Let wel, er valt wel degelijk competitiedrang te bespeuren – vooral bij de elk jaar sterk acterende Team 2B-ploeg en Team Double U – en ook technische hoogstandjes blijven niet uit, maar het is de sportiviteit (soms verholen naïviteit?) die blijft hangen: doelvrouwen die zo snel mogelijk de bal uit de struiken halen, ook al staat hun team op voorsprong; onterecht niet toegekende corners die niet eens geclaimd worden; atletes die zich uitgebreid excuseren bij de tegenstander (“sorry, sorry, sorry” – zoals iedereen weet driemaal zo sterk als gewoon “sorry”) wanneer een bal per ongeluk een lichaamsdeel raakt – harder dan verwacht, zachter dan verwacht of ietwat onverwacht.
“Wij hebben alles al verloren vandaag en we hebben nog niet gescoord. Of ja, toch wel. In onze eigen goal.”
Zowat de helft van de atletes zet duidelijk in op hun sterkste punt: zij bouwen aan hun pad naar glorie op loopschoenen. De andere helft, waaronder ook de meer getalenteerden, heeft wel een paar voetbalschoenen opgeduikeld en verbaast met de meest bizarre doelpunten. Een verdwaald schot in de kruising is niet ongewoon, lat-keeper-paalcombo’s zijn de norm. En ja, er wordt al eens naast de bal gegrabbeld, en ja, er schopt al eens een gebruind beentje een gat in de lucht, maar laat dat de pret niet derven. De Riemse voetballadies winnen alvast mijn onofficiële Prijs voor de Positiviteit. Zelfs 5-0 achter vuren de speelsters elkaar ‘hop, hop, hop, Eva!’-gewijs aan. “Wij hebben alles al verloren vandaag en we hebben nog niet gescoord. Of ja, toch wel. In onze eigen goal.”

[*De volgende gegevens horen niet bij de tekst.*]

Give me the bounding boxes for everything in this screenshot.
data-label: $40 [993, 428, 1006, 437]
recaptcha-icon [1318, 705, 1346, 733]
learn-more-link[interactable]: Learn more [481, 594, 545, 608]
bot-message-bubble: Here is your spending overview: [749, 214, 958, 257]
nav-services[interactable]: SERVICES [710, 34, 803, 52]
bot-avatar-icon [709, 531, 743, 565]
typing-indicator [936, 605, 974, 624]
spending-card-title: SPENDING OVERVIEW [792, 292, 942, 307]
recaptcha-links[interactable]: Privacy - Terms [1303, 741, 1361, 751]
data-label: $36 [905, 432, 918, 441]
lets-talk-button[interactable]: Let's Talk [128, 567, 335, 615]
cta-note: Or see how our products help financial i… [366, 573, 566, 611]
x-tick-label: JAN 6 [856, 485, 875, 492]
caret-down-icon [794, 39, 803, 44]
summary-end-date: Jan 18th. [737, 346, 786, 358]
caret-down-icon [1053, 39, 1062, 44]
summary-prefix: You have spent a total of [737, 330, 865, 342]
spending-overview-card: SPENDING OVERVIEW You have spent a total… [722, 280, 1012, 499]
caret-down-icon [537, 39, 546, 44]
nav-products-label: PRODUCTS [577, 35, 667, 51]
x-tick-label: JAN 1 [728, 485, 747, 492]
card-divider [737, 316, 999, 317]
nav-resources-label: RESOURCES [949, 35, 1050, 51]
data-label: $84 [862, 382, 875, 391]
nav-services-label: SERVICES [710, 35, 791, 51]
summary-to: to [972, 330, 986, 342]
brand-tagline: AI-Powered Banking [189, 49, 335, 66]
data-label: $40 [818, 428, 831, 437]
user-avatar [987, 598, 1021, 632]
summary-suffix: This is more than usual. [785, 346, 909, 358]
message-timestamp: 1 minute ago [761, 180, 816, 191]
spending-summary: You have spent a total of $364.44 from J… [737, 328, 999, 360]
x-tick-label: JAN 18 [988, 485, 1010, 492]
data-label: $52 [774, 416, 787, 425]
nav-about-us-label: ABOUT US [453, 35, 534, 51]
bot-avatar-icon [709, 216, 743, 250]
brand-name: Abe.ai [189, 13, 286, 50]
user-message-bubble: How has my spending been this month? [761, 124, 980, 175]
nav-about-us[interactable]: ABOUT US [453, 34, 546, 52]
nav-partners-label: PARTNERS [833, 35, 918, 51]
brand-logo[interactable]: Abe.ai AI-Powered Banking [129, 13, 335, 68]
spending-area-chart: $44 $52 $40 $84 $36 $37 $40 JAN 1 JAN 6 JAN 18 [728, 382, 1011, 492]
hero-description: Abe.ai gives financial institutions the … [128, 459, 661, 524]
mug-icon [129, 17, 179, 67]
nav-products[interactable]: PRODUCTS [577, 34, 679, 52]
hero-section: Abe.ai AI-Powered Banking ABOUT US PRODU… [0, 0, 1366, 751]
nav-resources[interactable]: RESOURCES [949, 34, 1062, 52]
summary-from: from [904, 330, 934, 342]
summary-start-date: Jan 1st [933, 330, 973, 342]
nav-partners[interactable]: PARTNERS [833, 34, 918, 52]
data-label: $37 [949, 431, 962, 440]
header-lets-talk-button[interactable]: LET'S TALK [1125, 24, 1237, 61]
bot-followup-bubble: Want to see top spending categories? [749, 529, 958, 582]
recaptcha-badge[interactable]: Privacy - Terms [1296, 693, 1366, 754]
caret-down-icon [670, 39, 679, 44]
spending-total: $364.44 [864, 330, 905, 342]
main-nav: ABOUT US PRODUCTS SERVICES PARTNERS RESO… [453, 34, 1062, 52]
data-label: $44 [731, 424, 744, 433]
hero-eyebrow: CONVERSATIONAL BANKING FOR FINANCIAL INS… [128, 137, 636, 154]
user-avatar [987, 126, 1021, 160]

En terwijl ik langzaam verbrand in de septemberzon – een traditie bijna – verorber ik voor het goede doel met graagte een te dure pasta, eet ik ook nog een broodje, dat, naarmate de namiddag vordert, verschillende keren van vorm verandert in de eettent (ciabatta, pistolet of sandwich) en probeer ik niet te opvallend vaak bij de vrouwenploegen te vertoeven.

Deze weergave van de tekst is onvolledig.